Multiply $p$ through the sum $(x + y)$ and separate the summations to get $$E(X + Y) = \sum_x\sum_y x\,p(X = x \wedge Y = y)\ + \sum_x\sum_y y\,p(X = x \wedge Y = y)$$ Taking the left summation, $x$ is constant in the inner-most summation and can be brought out $$\sum_x x \sum_y \,p(X = x \wedge Y = y)$$ The sum of the probabilities for all possible values of $Y$ is one, but it’s conditioned by the probability that $X$ is equal to some value $x$, $p_X(x)$: $$\sum_x x\,p_X(x)$$ which is $E(X)$.

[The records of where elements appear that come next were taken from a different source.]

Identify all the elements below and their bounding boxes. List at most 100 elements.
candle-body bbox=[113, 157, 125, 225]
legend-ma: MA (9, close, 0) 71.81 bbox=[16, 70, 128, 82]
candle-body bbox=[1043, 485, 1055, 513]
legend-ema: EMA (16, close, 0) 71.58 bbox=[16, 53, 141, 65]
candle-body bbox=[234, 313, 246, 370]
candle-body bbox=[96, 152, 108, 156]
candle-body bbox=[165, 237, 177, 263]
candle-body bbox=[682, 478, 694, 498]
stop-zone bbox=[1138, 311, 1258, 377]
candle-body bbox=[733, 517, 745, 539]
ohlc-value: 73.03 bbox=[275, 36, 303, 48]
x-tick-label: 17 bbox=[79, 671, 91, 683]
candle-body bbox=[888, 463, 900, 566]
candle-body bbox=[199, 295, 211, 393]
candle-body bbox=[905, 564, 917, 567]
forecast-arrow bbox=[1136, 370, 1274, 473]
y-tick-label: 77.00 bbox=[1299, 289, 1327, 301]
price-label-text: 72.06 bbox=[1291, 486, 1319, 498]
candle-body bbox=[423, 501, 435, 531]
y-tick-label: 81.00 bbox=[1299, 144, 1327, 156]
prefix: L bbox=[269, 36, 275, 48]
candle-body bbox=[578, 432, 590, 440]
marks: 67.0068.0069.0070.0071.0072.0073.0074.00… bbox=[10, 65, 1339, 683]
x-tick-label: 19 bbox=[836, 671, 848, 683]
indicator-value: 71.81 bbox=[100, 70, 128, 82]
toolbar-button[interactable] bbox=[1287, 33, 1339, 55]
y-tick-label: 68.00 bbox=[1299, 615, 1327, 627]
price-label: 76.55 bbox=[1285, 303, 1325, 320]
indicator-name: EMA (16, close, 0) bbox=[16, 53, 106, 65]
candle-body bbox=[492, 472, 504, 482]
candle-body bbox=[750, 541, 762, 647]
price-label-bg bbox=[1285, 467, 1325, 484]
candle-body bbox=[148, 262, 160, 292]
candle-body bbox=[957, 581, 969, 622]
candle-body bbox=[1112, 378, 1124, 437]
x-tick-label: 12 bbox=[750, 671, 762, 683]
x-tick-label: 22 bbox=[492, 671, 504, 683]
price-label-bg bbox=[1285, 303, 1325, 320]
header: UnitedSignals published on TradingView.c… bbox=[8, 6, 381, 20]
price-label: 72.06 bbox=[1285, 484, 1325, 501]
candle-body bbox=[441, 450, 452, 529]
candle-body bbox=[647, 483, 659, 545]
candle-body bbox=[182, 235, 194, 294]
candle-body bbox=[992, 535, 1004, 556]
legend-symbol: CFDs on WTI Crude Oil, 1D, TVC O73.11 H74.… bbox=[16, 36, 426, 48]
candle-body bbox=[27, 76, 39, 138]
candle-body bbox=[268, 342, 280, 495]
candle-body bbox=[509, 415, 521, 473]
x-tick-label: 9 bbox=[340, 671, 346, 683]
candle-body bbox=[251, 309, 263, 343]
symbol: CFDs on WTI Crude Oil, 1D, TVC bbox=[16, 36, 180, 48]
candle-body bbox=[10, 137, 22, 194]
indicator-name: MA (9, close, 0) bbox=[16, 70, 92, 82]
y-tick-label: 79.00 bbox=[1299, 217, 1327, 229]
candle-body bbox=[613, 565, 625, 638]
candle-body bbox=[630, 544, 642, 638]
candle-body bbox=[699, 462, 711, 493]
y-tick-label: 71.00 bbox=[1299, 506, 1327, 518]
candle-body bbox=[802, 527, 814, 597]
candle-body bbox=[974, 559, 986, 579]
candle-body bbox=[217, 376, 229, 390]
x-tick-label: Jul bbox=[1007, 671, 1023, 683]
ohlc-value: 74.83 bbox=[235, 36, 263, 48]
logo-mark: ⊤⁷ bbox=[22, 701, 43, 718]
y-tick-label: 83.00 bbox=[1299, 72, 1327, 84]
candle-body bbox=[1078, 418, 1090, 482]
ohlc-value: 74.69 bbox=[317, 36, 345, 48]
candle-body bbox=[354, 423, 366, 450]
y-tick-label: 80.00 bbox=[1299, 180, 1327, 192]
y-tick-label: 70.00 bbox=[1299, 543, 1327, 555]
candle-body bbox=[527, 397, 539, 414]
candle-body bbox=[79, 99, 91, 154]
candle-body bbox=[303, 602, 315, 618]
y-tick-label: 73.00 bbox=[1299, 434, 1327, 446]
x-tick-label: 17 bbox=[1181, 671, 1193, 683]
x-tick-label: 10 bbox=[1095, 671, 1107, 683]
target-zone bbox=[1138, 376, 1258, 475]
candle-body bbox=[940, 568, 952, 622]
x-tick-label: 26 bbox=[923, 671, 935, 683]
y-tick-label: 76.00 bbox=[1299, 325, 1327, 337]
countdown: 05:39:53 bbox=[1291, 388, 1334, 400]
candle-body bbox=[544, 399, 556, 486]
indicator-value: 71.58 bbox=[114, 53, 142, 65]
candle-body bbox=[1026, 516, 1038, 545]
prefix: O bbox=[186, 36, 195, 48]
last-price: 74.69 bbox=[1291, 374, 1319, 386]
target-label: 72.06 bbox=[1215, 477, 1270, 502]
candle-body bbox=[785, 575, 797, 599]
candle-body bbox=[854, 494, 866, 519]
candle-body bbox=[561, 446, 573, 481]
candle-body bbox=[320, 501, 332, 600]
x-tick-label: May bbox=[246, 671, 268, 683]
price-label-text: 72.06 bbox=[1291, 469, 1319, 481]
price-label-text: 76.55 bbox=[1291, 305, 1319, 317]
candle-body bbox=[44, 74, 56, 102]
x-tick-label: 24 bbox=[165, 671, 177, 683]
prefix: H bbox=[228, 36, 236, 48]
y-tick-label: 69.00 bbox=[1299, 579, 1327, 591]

A similar trick applies to the right summation after the two summations are switched, and, $$E(X + Y) = E(X) + E(Y)$$ A little more algebra shows the expected value is a linear operator: $$E(aX + bY) = aE(X) + bE(Y)$$

Because random variables are closed under addition and multiplication^?That is, if $X$ and $Y)\ are random variables, then so is \(X+Y$ and \(XY)\. and addition and multiplication are associative,^?That is, $X + Y + Z = X + (Y + Z)$ and so on. the sum and product results generalize to any number of terms: $$\begin{array}{lcr} E(\sum_i X_i) &=& \sum_i E(X_i) \\ E(\prod_i X_i) &=& \prod_i E(X_i) \end{array}$$